The revivalists tend to have vivid anecdotes — Bible sales climbing, young American men storming the doors of Eastern Orthodoxy, Catholic baptisms surging in France. The no-revivalists tend to have deflating data. No, Gen Z isn’t more religious than the millennials. No, evangelical churchgoing didn’t surge after Charlie Kirk’s murder. Yes, church attendance is ticking up in some traditions, but it might just be churches regaining people who stopped going during the pandemic.
With Easter looming, let’s throw out some recent examples of conflicting revival-related evidence.

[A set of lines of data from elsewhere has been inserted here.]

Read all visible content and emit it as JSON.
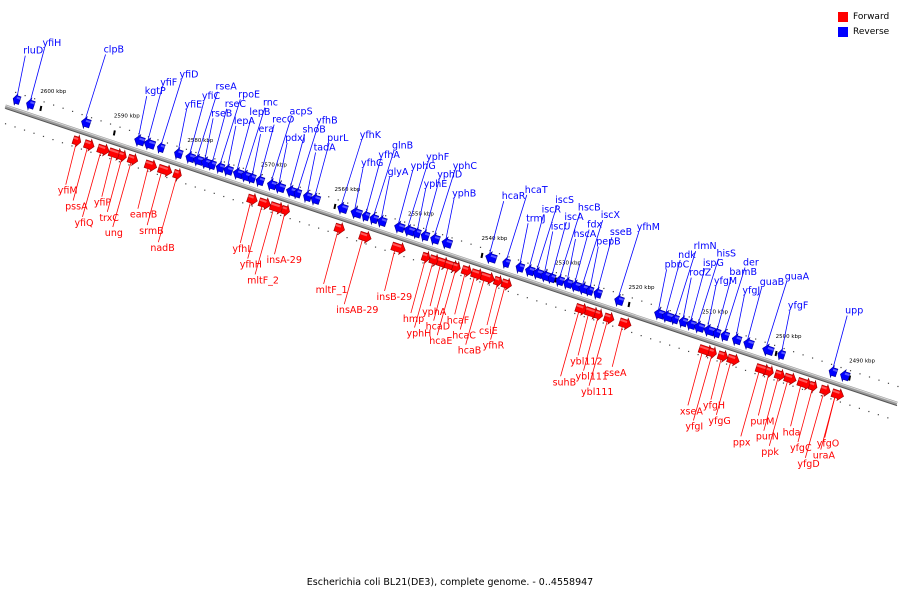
{
  "caption": "Escherichia coli BL21(DE3), complete genome. - 0..4558947",
  "legend": [
    {
      "label": "Forward",
      "color": "#ff0000"
    },
    {
      "label": "Reverse",
      "color": "#0000ff"
    }
  ],
  "colors": {
    "forward": "#ff0000",
    "reverse": "#0000ff",
    "axis": "#808080"
  },
  "ticks": [
    "2600 kbp",
    "2590 kbp",
    "2580 kbp",
    "2570 kbp",
    "2560 kbp",
    "2550 kbp",
    "2540 kbp",
    "2530 kbp",
    "2520 kbp",
    "2510 kbp",
    "2500 kbp",
    "2490 kbp"
  ],
  "reverse_genes": [
    "rluD",
    "yfiH",
    "clpB",
    "kgtP",
    "yfiF",
    "yfiD",
    "yfiE",
    "yfiC",
    "rseA",
    "rseB",
    "rseC",
    "rpoE",
    "lepA",
    "lepB",
    "rnc",
    "era",
    "recO",
    "acpS",
    "pdxJ",
    "shoB",
    "yfhB",
    "tadA",
    "purL",
    "yfhK",
    "yfhG",
    "yfhA",
    "glnB",
    "glyA",
    "yphG",
    "yphF",
    "yphE",
    "yphD",
    "yphC",
    "yphB",
    "hcaR",
    "hcaT",
    "trmJ",
    "iscR",
    "iscS",
    "iscU",
    "iscA",
    "hscB",
    "hscA",
    "fdx",
    "iscX",
    "pepB",
    "sseB",
    "yfhM",
    "pbpC",
    "ndk",
    "rlmN",
    "rodZ",
    "ispG",
    "hisS",
    "yfgM",
    "bamB",
    "der",
    "yfgJ",
    "guaB",
    "guaA",
    "yfgF",
    "upp"
  ],
  "forward_genes": [
    "yfiM",
    "pssA",
    "yfiQ",
    "yfiP",
    "trxC",
    "ung",
    "eamB",
    "srmB",
    "nadB",
    "yfhL",
    "yfhH",
    "mltF_2",
    "insA-29",
    "mltF_1",
    "insAB-29",
    "insB-29",
    "hmp",
    "yphH",
    "yphA",
    "hcaD",
    "hcaE",
    "hcaF",
    "hcaC",
    "hcaB",
    "csiE",
    "yfhR",
    "suhB",
    "ybl112",
    "ybl111",
    "ybl111",
    "sseA",
    "xseA",
    "yfgI",
    "yfgH",
    "yfgG",
    "ppx",
    "purM",
    "purN",
    "ppk",
    "hda",
    "yfgC",
    "yfgD",
    "yfgO",
    "uraA"
  ]
}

First, new data showing that in 2025 the nonreligious share of the American population declined yet again, with the atheist-agnostic share back down to the levels of 2014. (A point for the revivalists!) Second, a retraction of a much-cited study in Britain that purported to show a Christian revival among younger people in England and Wales. (A point for the no-revivalists!) Third, a story by my colleagues tracking a big rise in conversions to Roman Catholicism across many American dioceses. Fourth, a Pew Research Center survey showing that Catholicism loses far more lapsed Catholics than it gains in converts.

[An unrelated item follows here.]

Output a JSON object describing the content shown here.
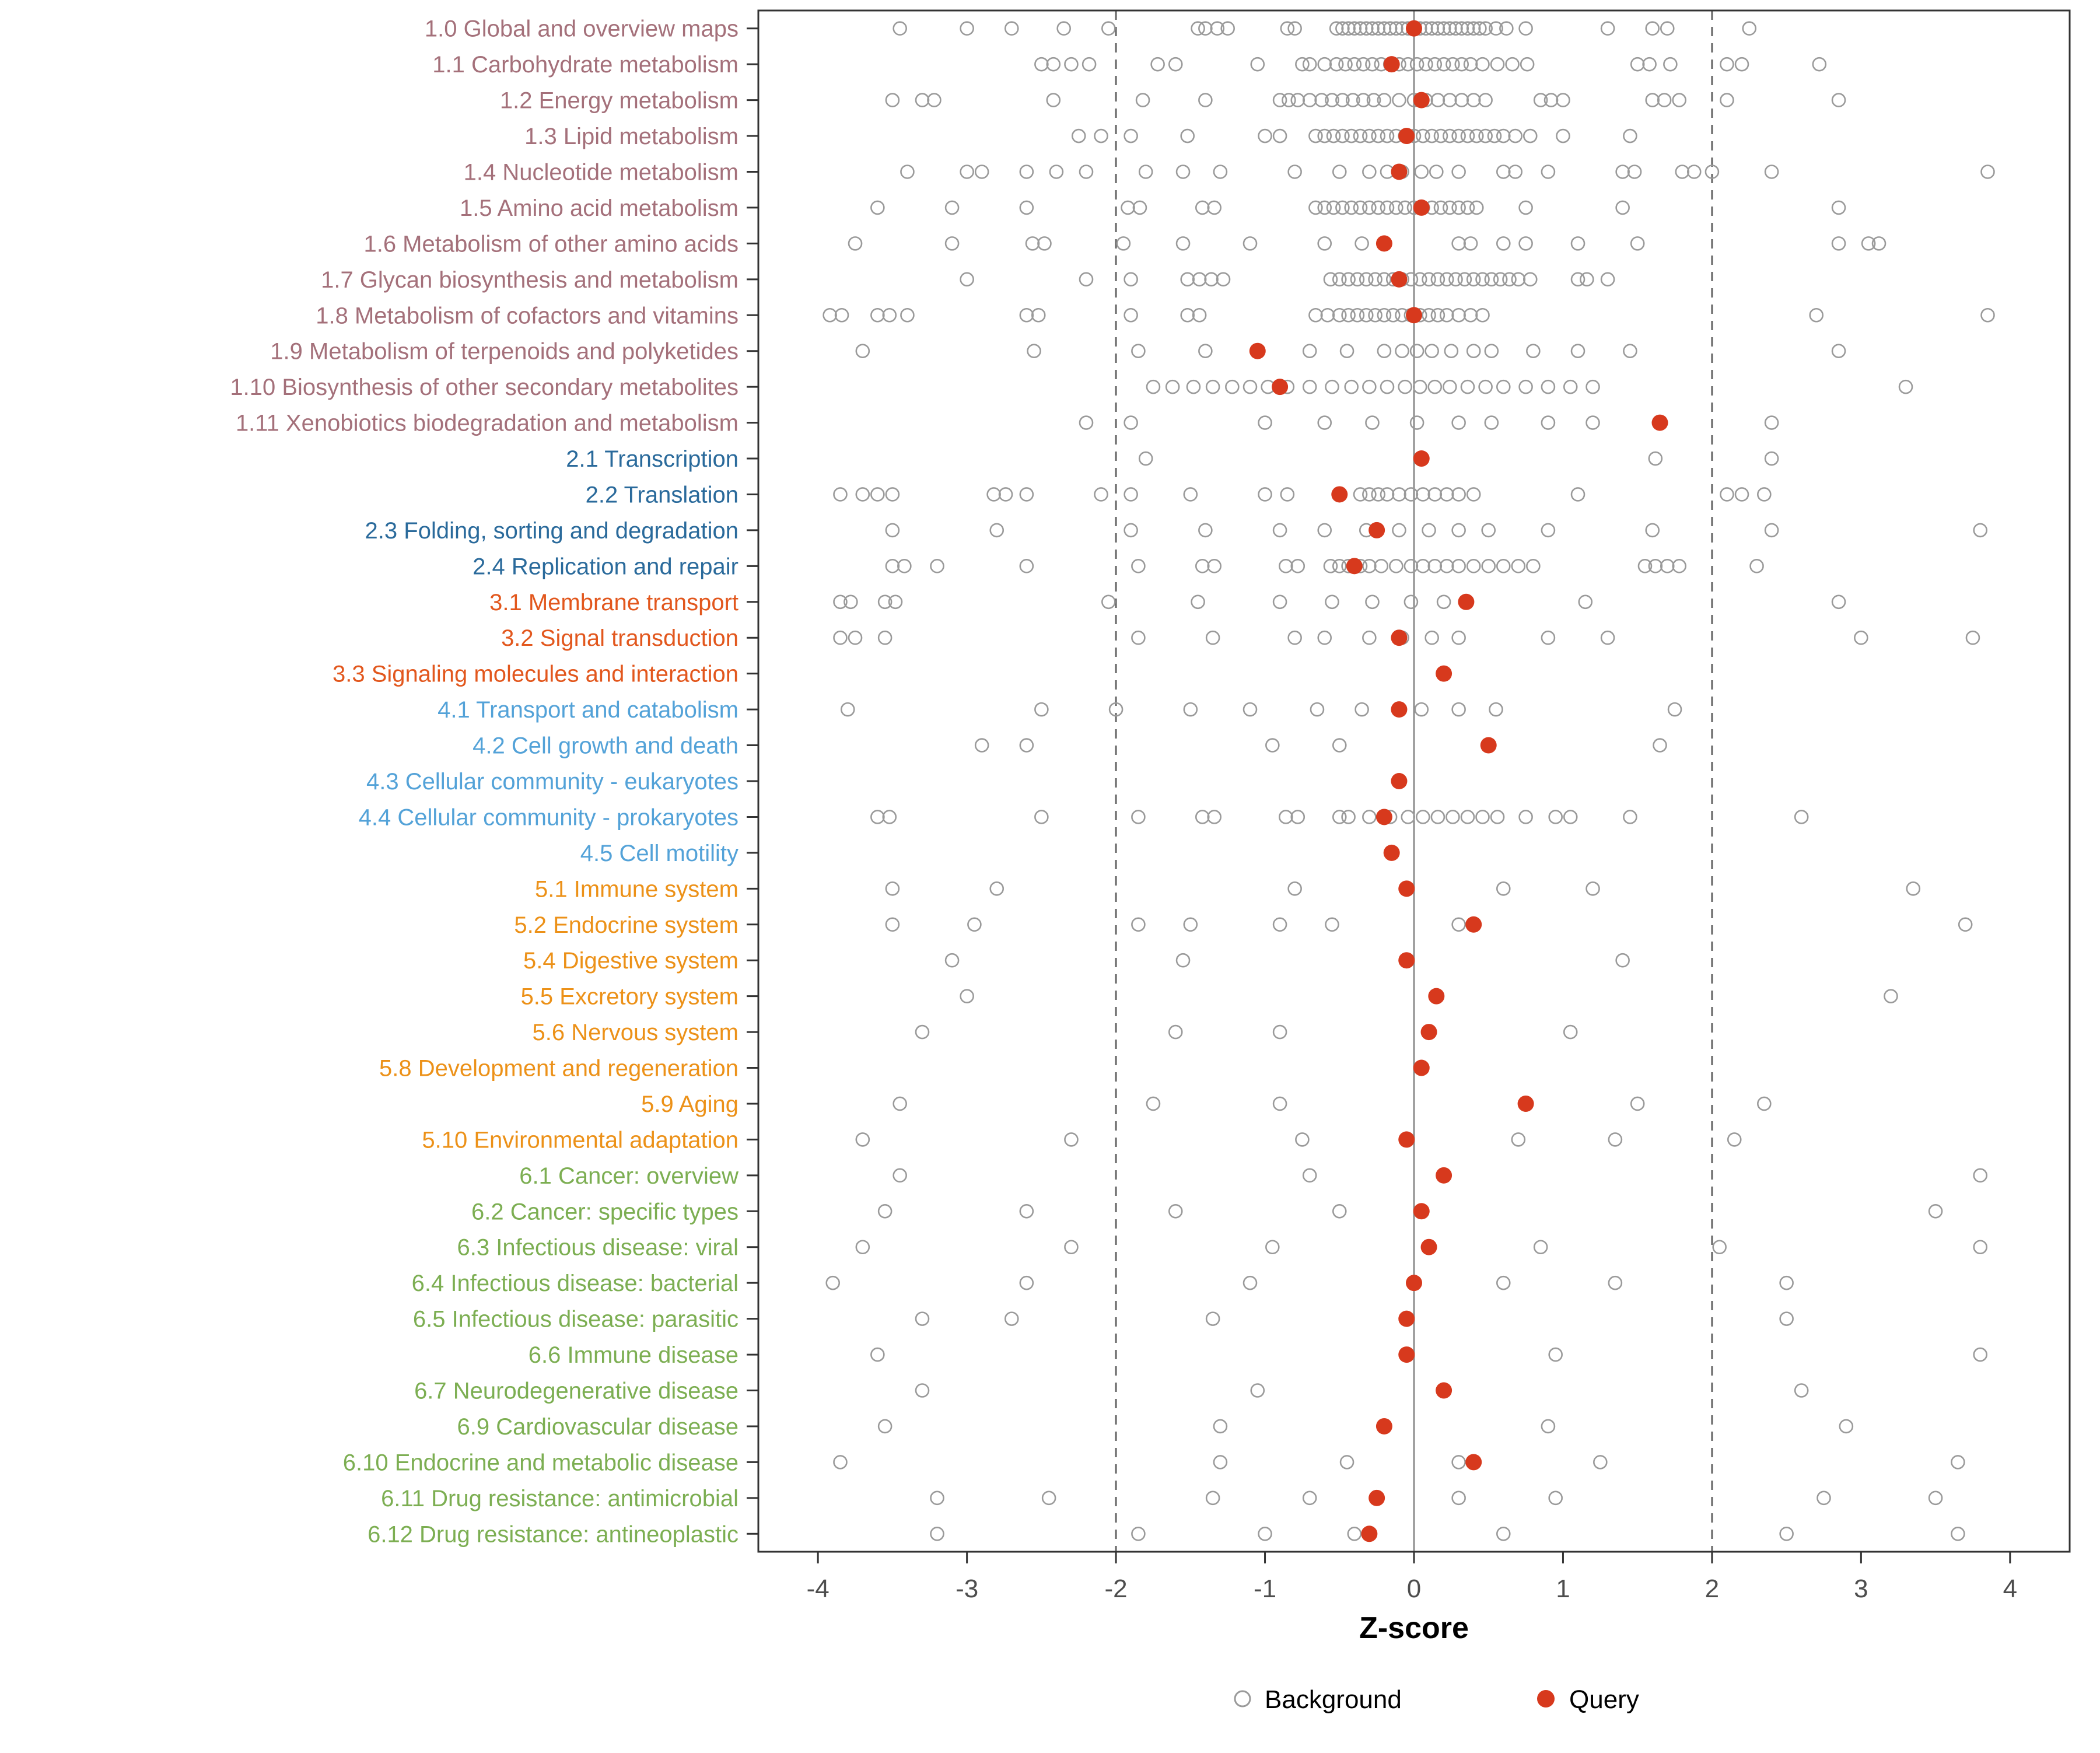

Putting the last two Catholic trends together helps explain a key reason this debate is so unsettled: It’s entirely possible for a faith to experience revival and decline simultaneously. …

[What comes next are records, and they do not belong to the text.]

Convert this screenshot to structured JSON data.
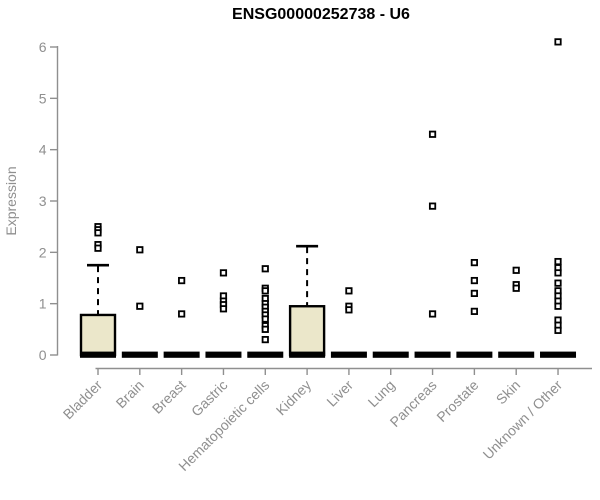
{
  "chart_data": {
    "type": "boxplot",
    "title": "ENSG00000252738 - U6",
    "xlabel": "",
    "ylabel": "Expression",
    "ylim": [
      0,
      6
    ],
    "yticks": [
      0,
      1,
      2,
      3,
      4,
      5,
      6
    ],
    "grid": false,
    "legend": null,
    "categories": [
      "Bladder",
      "Brain",
      "Breast",
      "Gastric",
      "Hematopoietic cells",
      "Kidney",
      "Liver",
      "Lung",
      "Pancreas",
      "Prostate",
      "Skin",
      "Unknown / Other"
    ],
    "series": [
      {
        "name": "Bladder",
        "q1": 0,
        "median": 0,
        "q3": 0.78,
        "whisker_low": 0,
        "whisker_high": 1.75,
        "outliers": [
          2.5,
          2.44,
          2.38,
          2.15,
          2.08
        ]
      },
      {
        "name": "Brain",
        "q1": 0,
        "median": 0,
        "q3": 0,
        "whisker_low": 0,
        "whisker_high": 0,
        "outliers": [
          2.05,
          0.95
        ]
      },
      {
        "name": "Breast",
        "q1": 0,
        "median": 0,
        "q3": 0,
        "whisker_low": 0,
        "whisker_high": 0,
        "outliers": [
          1.45,
          0.8
        ]
      },
      {
        "name": "Gastric",
        "q1": 0,
        "median": 0,
        "q3": 0,
        "whisker_low": 0,
        "whisker_high": 0,
        "outliers": [
          1.6,
          1.15,
          1.05,
          0.98,
          0.9
        ]
      },
      {
        "name": "Hematopoietic cells",
        "q1": 0,
        "median": 0,
        "q3": 0,
        "whisker_low": 0,
        "whisker_high": 0,
        "outliers": [
          1.68,
          1.3,
          1.25,
          1.1,
          1.0,
          0.93,
          0.85,
          0.78,
          0.7,
          0.57,
          0.5,
          0.3
        ]
      },
      {
        "name": "Kidney",
        "q1": 0,
        "median": 0,
        "q3": 0.95,
        "whisker_low": 0,
        "whisker_high": 2.12,
        "outliers": []
      },
      {
        "name": "Liver",
        "q1": 0,
        "median": 0,
        "q3": 0,
        "whisker_low": 0,
        "whisker_high": 0,
        "outliers": [
          1.25,
          0.95,
          0.88
        ]
      },
      {
        "name": "Lung",
        "q1": 0,
        "median": 0,
        "q3": 0,
        "whisker_low": 0,
        "whisker_high": 0,
        "outliers": []
      },
      {
        "name": "Pancreas",
        "q1": 0,
        "median": 0,
        "q3": 0,
        "whisker_low": 0,
        "whisker_high": 0,
        "outliers": [
          4.3,
          2.9,
          0.8
        ]
      },
      {
        "name": "Prostate",
        "q1": 0,
        "median": 0,
        "q3": 0,
        "whisker_low": 0,
        "whisker_high": 0,
        "outliers": [
          1.8,
          1.45,
          1.2,
          0.85
        ]
      },
      {
        "name": "Skin",
        "q1": 0,
        "median": 0,
        "q3": 0,
        "whisker_low": 0,
        "whisker_high": 0,
        "outliers": [
          1.65,
          1.37,
          1.3
        ]
      },
      {
        "name": "Unknown / Other",
        "q1": 0,
        "median": 0,
        "q3": 0,
        "whisker_low": 0,
        "whisker_high": 0,
        "outliers": [
          6.1,
          1.82,
          1.7,
          1.6,
          1.4,
          1.25,
          1.15,
          1.05,
          0.95,
          0.68,
          0.58,
          0.48
        ]
      }
    ],
    "colors": {
      "box_fill": "#ebe7ca",
      "box_border": "#000000",
      "median": "#000000",
      "outlier_stroke": "#000000",
      "outlier_fill": "#ffffff",
      "axis": "#8f8f8f",
      "title": "#000000"
    }
  }
}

it may be that we will look back on the later 2020s as a period of elite revival, in which religion becomes more influential on college campuses or in upper-middle-class culture without preventing a continued decline in Catholic, Methodist or Baptist numbers overall.
The optimist would say that this trade-off could be worth it — because “from an institutional health perspective,” as one social media post put it, “younger enthusiastic people are preferable to older people or the disaffected ‘one foot out of the door’ folks.”
True enthusiasm is definitely preferable to dull religious habit. Ultimately, though, the test of that enthusiasm is whether it can shape the world beyond the enclaves of maximum agency and zeal.
Jesus did not say, “Blessed are the agentic.” Christianity is not supposed to be primarily a faith for educated strivers. And any revival that doesn’t give the drifting or disaffected a surer reason for belief, that doesn’t lift up the lowly or reach the poor in spirit, would be a revival unworthy of the name.